Onderwijs.
Geen onderwijs is meer actueel dan technisch onderwijs, en te recht. Bij den enormen vooruitgang van nijverheid en kunst, van handel en verkeer in onze eeuw heeft er eene niet minder groote verdeeling van den arbeid plaats gegrepen en hebben toch omgekeerd de punten van aanraking der verschillende bedrijven zich vermenigvuldigd. De boer is koopman en fabrikant tevens; de fabrikant heeft kennis noodig van expeditie- en geldhandel, de koopman van handelsaardrijkskunde en geschiedenis en allen van staathuishoudkunde, enz., nog daargelaten den grooten invloed, welken de natuurwetenschappen uitoefenen op alle bedrijven. Waar het dus aan den eenen kant den geleerde onmogelijk is, meer dan één wetenschap grondig te beoefenen, hebben aan den anderen kant de mannen der practijk kennis te nemen van de resultaten veler wetenschappen, m.a.w. aan eene steeds voortgaande splitsing en speciallseering der wetenschappen paart zich eene klimmende behoefte aan encyclopedisch weten.

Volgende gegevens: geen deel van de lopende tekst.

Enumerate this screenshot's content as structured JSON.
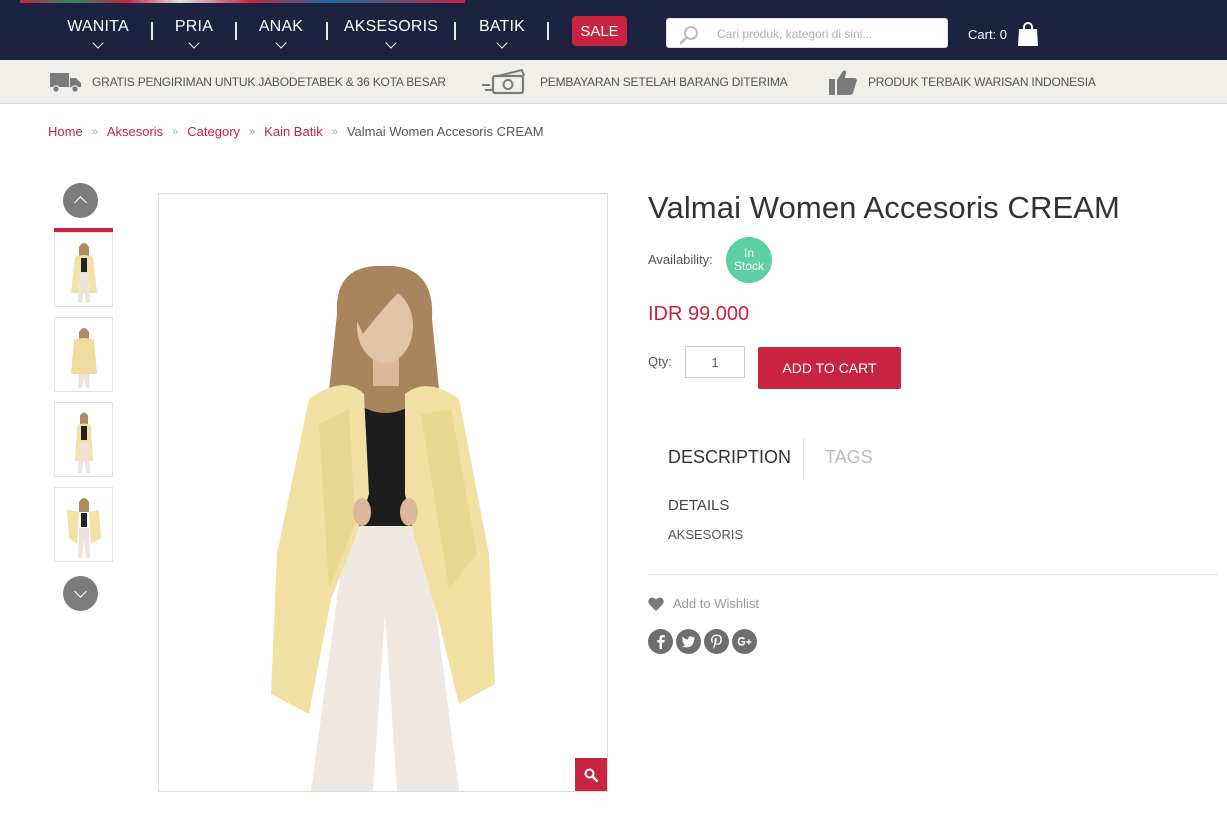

De oplossing dezer tegenstrijdigheid is de taak van het technisch onderwijs in zijn ruimsten omvang, en de wijze, waarop dit moet worden geregeld, houdt regeerders, denkers en practici bij voortduring bezig, zoowel bij ons als in den vreemde. Ik durf beweren, dat deze quaestie ten grondslag ligt aan den geheelen strijd op het gebied van lager, middelbaar en hooger onderwijs, behalve hetgeen betrekking heeft op den godsdienst.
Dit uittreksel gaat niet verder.